Esa fue la pregunta que presidía un reciente debate-coloquio, aunque referida a la ciudad de Valencia.
Sabemos perfectamente, desde hace muchos años, cómo y por qué nos movemos y qué es lo que hay que hacer para reconducir la situación por otros caminos de racionalidad.
No es ya tiempo de insistir en que el modelo de movilidad de nuestras ciudades, la forma en que una minoría motorizada ocupa de manera hegemónica el espacio público urbano, resulta dañino para la salud, para la convivencia, para la sociabilidad, para el comercio y para nuestro patrimonio común. Un nuevo paradigma que cuenta con numerosas pruebas científicas, avaladas por numerosos estudios y publicaciones, ha derribado los falsos supuestos de la llamada “ingeniería de tráfico”. Contrariamente a lo que sucedía en los años de bonanza del siglo XX, casi nadie defiende hoy el viejo modelo. Algo hemos avanzado.
La clave, sin embargo, no desvelada todavía, está en averiguar el alcance de las facturas que venimos pagando, una parte de las cuales se oculta bajo falacias como progresos o defensa de derechos individuales. Sí, durante mucho tiempo, el aumento del parque de vehículos iba asociado al crecimiento positivo del PIB, a la modernización de la sociedad, a la activación de la economía, al derecho a la libre circulación, soslayando sus gravísimos impactos, sobre sus inasumibles costes. A pesar de ello, en tiempo de recortes, año tras año se mantienen los planes de la administración para subvencionar la renovación del parque automovilístico y para seguir alimentando el atractivo de nuevas infraestructuras viarias.
Hemos dedicado mucha energía en los últimos años, intentando convencer sobre las bondades del caminar, las ventajas del transporte colectivo sobre el individual, de la eficiencia de la bicicleta en los desplazamientos urbanos.

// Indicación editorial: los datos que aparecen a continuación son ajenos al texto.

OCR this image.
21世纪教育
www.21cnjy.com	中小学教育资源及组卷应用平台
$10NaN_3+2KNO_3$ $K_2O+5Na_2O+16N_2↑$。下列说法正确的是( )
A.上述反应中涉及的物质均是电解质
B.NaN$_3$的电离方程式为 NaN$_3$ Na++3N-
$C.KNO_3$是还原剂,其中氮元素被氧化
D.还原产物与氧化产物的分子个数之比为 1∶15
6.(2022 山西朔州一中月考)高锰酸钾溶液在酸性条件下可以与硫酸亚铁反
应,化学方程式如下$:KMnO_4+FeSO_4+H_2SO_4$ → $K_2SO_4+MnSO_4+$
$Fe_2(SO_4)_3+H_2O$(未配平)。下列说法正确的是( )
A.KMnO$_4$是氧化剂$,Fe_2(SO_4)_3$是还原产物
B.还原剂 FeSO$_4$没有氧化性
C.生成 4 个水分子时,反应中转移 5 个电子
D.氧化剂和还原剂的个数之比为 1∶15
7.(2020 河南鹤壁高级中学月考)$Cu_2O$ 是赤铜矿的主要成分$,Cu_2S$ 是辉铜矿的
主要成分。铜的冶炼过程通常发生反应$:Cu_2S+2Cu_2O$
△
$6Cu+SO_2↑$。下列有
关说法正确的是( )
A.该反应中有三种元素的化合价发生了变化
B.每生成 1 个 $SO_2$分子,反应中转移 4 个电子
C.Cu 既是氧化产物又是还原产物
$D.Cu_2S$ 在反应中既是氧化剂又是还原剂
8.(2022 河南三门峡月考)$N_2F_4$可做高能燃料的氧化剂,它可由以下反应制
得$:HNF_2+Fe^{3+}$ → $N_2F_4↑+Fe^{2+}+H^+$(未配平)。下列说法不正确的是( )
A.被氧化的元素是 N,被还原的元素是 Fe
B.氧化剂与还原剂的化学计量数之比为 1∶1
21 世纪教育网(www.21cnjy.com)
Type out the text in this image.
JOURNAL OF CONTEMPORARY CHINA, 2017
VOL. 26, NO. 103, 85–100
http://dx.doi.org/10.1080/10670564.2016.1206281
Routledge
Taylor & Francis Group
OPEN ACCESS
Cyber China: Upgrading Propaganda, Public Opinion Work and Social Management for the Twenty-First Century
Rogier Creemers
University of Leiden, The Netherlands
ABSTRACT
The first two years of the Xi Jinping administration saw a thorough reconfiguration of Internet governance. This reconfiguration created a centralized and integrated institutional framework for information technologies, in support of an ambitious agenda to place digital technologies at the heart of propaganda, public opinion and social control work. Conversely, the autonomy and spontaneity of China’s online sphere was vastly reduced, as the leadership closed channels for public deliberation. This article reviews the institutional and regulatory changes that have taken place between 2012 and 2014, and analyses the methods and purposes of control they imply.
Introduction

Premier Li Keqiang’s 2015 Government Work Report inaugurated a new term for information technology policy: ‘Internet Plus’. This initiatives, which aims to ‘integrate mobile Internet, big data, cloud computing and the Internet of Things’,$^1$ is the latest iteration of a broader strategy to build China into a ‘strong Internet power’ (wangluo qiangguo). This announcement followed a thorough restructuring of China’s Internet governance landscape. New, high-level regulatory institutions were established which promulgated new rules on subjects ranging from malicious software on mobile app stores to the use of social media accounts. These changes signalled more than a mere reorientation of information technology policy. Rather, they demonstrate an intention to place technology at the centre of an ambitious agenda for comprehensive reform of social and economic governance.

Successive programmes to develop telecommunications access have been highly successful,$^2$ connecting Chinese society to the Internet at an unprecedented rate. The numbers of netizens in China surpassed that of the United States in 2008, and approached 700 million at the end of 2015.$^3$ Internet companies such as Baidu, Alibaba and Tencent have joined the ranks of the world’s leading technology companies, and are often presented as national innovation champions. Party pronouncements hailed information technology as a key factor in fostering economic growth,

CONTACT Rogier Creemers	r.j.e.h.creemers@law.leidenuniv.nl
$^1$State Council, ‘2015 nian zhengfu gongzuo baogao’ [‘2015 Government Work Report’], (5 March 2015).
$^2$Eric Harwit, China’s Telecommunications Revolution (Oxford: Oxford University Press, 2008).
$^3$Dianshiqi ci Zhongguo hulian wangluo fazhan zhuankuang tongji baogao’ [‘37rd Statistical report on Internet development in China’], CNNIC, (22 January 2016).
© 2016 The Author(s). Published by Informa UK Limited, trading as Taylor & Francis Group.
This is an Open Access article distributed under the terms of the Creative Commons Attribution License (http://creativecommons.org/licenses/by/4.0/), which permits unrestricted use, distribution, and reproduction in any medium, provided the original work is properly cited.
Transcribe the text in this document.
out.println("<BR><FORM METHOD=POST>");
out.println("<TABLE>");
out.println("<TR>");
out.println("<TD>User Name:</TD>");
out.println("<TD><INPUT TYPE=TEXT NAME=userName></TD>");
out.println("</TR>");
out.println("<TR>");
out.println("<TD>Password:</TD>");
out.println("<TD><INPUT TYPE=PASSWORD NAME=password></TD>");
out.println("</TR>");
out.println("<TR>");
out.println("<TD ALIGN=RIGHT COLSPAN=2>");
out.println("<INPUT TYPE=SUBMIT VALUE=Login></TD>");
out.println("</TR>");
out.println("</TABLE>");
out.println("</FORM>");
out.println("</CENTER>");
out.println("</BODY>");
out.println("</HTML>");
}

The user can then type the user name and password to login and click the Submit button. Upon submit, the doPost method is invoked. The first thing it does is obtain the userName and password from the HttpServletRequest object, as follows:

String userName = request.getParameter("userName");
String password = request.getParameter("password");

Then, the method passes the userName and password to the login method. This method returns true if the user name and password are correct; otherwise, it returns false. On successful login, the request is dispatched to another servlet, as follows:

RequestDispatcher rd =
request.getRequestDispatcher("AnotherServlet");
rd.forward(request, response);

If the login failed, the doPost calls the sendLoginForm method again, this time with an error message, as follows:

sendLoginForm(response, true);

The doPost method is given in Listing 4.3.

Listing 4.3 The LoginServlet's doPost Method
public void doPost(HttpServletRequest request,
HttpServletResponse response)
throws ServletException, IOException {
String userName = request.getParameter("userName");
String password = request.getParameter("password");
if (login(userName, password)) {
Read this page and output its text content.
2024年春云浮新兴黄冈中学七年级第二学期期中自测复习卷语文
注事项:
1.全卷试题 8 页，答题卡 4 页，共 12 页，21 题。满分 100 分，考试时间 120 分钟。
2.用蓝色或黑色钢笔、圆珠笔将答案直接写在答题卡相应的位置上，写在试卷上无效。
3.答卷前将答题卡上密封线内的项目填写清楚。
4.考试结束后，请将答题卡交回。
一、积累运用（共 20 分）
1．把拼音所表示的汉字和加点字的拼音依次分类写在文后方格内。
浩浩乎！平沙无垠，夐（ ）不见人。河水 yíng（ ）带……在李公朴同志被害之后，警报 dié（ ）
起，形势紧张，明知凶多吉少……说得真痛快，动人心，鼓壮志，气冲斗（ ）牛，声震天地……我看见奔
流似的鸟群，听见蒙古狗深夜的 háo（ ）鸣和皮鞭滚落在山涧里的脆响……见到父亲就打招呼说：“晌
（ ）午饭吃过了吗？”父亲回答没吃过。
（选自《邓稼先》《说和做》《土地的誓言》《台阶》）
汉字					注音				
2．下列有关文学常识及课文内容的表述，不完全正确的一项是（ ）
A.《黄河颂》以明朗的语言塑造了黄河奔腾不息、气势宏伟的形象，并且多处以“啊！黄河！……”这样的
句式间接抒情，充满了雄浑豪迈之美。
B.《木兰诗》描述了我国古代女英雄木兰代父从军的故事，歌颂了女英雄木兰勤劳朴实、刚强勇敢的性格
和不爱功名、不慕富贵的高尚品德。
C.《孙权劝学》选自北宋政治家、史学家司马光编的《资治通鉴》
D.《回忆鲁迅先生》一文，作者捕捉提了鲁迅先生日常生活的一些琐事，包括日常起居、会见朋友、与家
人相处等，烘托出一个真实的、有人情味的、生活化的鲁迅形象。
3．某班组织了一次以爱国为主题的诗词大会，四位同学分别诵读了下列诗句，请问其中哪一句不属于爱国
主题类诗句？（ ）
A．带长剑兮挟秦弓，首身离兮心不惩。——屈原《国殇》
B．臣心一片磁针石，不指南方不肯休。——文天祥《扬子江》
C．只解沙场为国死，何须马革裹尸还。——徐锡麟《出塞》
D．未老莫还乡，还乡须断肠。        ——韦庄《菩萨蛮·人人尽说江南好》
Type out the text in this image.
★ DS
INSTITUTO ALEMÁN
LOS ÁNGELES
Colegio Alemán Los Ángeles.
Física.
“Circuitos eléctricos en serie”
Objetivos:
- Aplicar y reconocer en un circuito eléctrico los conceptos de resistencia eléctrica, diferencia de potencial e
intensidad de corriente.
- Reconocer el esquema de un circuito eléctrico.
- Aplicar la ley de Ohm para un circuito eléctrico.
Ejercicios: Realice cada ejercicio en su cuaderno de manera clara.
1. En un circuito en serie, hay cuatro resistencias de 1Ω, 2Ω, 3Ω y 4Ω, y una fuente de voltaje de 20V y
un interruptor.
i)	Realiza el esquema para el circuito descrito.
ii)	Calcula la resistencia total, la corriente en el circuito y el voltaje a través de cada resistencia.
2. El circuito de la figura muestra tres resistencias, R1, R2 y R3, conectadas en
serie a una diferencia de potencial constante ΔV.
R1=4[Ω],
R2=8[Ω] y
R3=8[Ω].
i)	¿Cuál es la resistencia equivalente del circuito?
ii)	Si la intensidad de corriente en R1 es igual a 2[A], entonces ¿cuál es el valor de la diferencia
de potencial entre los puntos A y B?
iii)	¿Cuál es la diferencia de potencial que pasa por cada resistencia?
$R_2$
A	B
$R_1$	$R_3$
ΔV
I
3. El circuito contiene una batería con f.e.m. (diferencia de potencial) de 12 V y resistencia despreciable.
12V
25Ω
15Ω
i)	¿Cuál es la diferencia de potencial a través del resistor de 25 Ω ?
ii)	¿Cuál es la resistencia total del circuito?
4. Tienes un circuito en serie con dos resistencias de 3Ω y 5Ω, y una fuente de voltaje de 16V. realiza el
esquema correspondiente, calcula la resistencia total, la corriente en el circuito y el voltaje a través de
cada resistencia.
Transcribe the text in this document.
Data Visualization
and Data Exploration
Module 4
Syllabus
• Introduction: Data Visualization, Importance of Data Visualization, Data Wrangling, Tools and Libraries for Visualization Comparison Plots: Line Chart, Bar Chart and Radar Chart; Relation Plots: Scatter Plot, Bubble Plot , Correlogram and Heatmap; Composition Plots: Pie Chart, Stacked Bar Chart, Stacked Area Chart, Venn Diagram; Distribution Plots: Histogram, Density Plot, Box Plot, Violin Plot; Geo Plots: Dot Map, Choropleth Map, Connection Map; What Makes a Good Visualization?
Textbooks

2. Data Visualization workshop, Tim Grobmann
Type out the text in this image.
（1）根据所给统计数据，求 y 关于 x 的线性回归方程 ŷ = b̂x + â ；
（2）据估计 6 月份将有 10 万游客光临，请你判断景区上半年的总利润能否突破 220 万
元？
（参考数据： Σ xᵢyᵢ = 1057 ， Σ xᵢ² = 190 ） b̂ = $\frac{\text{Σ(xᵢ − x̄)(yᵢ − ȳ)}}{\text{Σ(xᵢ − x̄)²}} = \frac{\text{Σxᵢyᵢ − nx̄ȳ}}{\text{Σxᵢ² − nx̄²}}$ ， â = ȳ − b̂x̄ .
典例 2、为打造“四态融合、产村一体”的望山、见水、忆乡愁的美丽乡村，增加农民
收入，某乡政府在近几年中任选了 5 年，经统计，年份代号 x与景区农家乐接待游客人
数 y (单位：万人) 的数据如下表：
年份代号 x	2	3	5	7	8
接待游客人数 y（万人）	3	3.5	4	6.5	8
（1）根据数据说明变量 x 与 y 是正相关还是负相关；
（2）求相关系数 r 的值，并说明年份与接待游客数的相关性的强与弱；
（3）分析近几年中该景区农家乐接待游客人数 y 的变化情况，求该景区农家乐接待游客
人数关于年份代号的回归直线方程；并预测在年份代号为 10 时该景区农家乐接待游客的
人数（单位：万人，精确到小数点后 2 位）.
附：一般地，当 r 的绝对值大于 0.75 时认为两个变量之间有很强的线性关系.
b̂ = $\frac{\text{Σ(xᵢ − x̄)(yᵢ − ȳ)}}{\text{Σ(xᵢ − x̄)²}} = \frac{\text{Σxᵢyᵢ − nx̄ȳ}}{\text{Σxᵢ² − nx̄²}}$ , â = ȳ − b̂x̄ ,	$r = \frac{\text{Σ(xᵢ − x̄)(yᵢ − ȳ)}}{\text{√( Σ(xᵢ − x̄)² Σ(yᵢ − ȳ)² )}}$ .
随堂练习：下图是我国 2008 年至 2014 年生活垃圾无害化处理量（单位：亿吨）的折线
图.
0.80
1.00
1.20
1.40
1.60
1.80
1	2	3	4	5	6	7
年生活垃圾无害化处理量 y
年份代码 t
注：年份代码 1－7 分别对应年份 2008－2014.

Se trata de asuntos harto contrastados, bien documentados, pero que sin embargo –salvo en muy contadas excepciones- siguen sin penetrar en las políticas públicas con la profundidad que se merece.
Pongámonos manos a la obra para levantar el velo sobre el enorme disparate que supone seguir manteniendo un modelo caduco que mata a la gente y destruye la ciudad. Averigüemos cuáles serían los beneficios económicos, ambientales y sociales de un cambio de actitud, de un arrinconamiento de las viejas políticas para, a continuación, imponer limitaciones y peajes adecuados para repercutir sobre los usuarios los costes externos que genera el uso del vehículo privado en las ciudades. Es preciso conocer el balance y mostrar que hay maneras de hacer frente a la crisis generando importantísimos ahorros en salud y bienestar, que se pueden poner en práctica de manera inmediata.
Hay beneficios fácilmente monetarizables, que tiene que ver con los ahorros en la factura energética, en la disminución de las emisiones, o con el confort de las ciudades, incluso con los ahorros en víctimas y en enfermedades relacionadas con la contaminación del aire y el ruido, con el saneamiento de las cuentas de los transportes colectivos, con la reactivación del comercio local…
Otros beneficios, los que inciden de manera determinante en el uso social del espacio público, serán objeto de otro tipo de análisis. Se trata de recuperar valores cívicos como la sociabilidad, el intercambio, el paseo, el juego en la calle, la revalorización de nuestro patrimonio o la autoestima por la propia ciudad.
No tiene sentido forzar el tópico del círculo vicioso, reclamando previamente las mejoras en los servicios de transporte colectivo para después empezar con las restricciones al privado. Pues no todos los desplazamientos en vehículo privado han de mantener la condición de motorizados en un nuevo horizonte: estamos permitiendo trayectos en coche que, por su longitud, son fácilmente sustituibles por la bicicleta o a pie, por citar los casos más llamativos.
Empecemos por restringir, poco a poco, pero de manera decidida, como han hecho otras ciudades, Copenhague por ejemplo. Será entonces cuando los hábitos tendrán que cambiar y serán entonces los nuevos viandantes, los nuevos ciclistas, los nuevos usuarios del transporte colectivo, los que exigirán mejoras generales y facilidades para caminar, para pedalear o para usar el bus. Nuevos sectores sociales se incorporarán a esas reclamaciones y quizás tengan más éxito que las capas menos afortunadas que ahora padecen de manera resignada las limitaciones señaladas.
La reconquista del espacio público de nuestra ciudad exige un cambio cultural en todos los niveles, empezando por los responsables públicos, continuando por los técnicos que gestionan ese espacio y terminando por instituciones y ciudadanos. Pero ese cambio cultural solo se forzará si presentamos de manera clara y bien documentada el libro negro sobre la profunda crisis de nuestro mejor activo urbano, el espacio público.